Undertake capital expansions thoughtfully—with copious scenario planning

Any aviation industry player contemplating expansion plans should construct them in ways that allow flexible adaptation to varying market conditions. Modeling best-, base-, and worst-case traffic and production forecasts (that account for variables such as macroeconomic changes, fuel price hikes, and geopolitical risks) can help identify different fleet needs under each scenario. Models should include scenarios in which older aircraft are retired early or leased jets are returned, allowing flexibility in the event that demand undershoots expectations.

FAQs

What are the main factors contributing to the aircraft shortage?

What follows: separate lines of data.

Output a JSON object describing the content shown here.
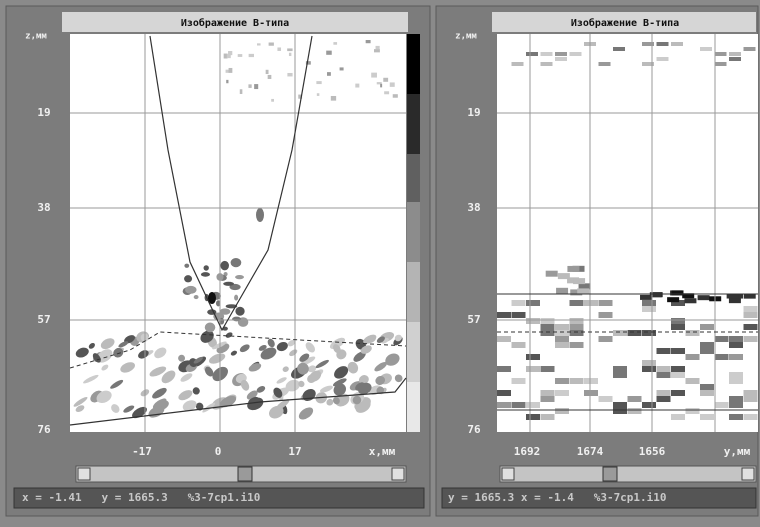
{
  "panels": [
    {
      "title": "Изображение B-типа",
      "z_axis_label": "z,мм",
      "z_ticks": [
        "19",
        "38",
        "57",
        "76"
      ],
      "h_ticks": [
        "-17",
        "0",
        "17"
      ],
      "h_axis_label": "x,мм",
      "status": "x = -1.41   y = 1665.3   %3-7cp1.i10"
    },
    {
      "title": "Изображение B-типа",
      "z_axis_label": "z,мм",
      "z_ticks": [
        "19",
        "38",
        "57",
        "76"
      ],
      "h_ticks": [
        "1692",
        "1674",
        "1656"
      ],
      "h_axis_label": "y,мм",
      "status": "y = 1665.3 x = -1.4   %3-7cp1.i10"
    }
  ]
}
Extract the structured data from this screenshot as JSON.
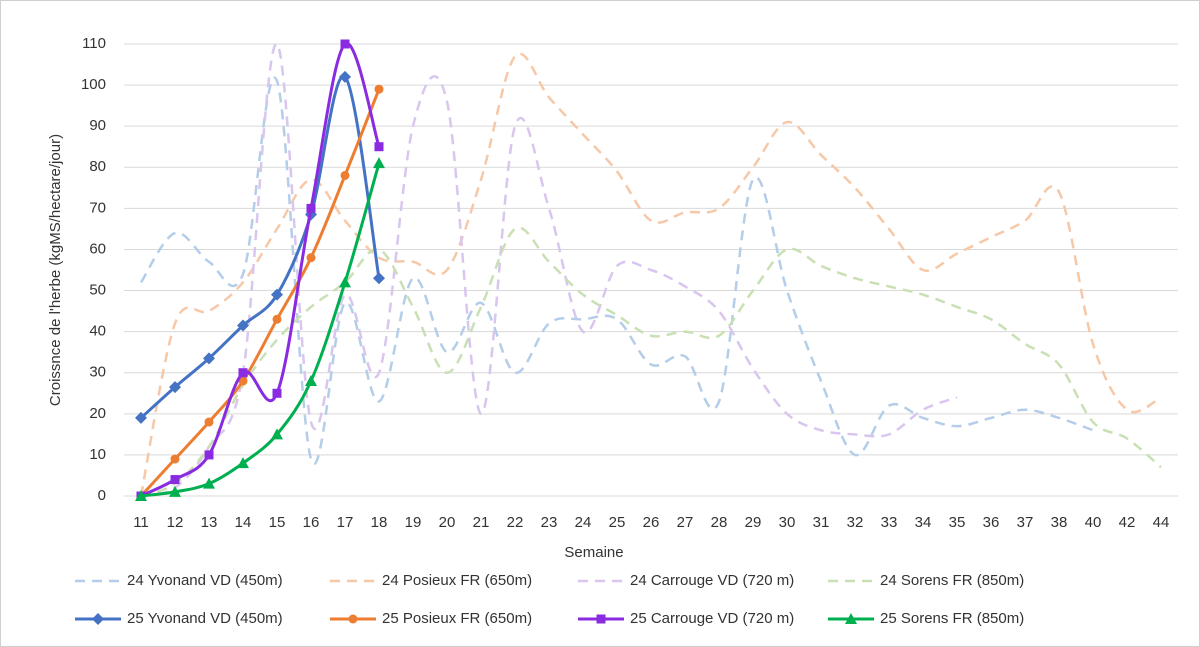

The main factors contributing to the aircraft shortage include slow ramp-up of new aircraft production, disruptions in the aerospace supply chain, delayed retirements of existing aircraft, and geopolitical tensions affecting critical suppliers.

What are the potential scenarios for the future of the aviation industry in terms of aircraft supply and demand?

Potential scenarios include a soft landing at equilibrium, where supply and demand are balanced, and a full reversal to oversupply, where passenger demand weakens while new-aircraft supply ramps up aggressively.

Conclusion

A soft landing that balances supply and demand could offer favorable outcomes across the entire aviation industry. Through careful analysis and collaboration, stakeholders can help navigate the industry toward a healthy equilibrium.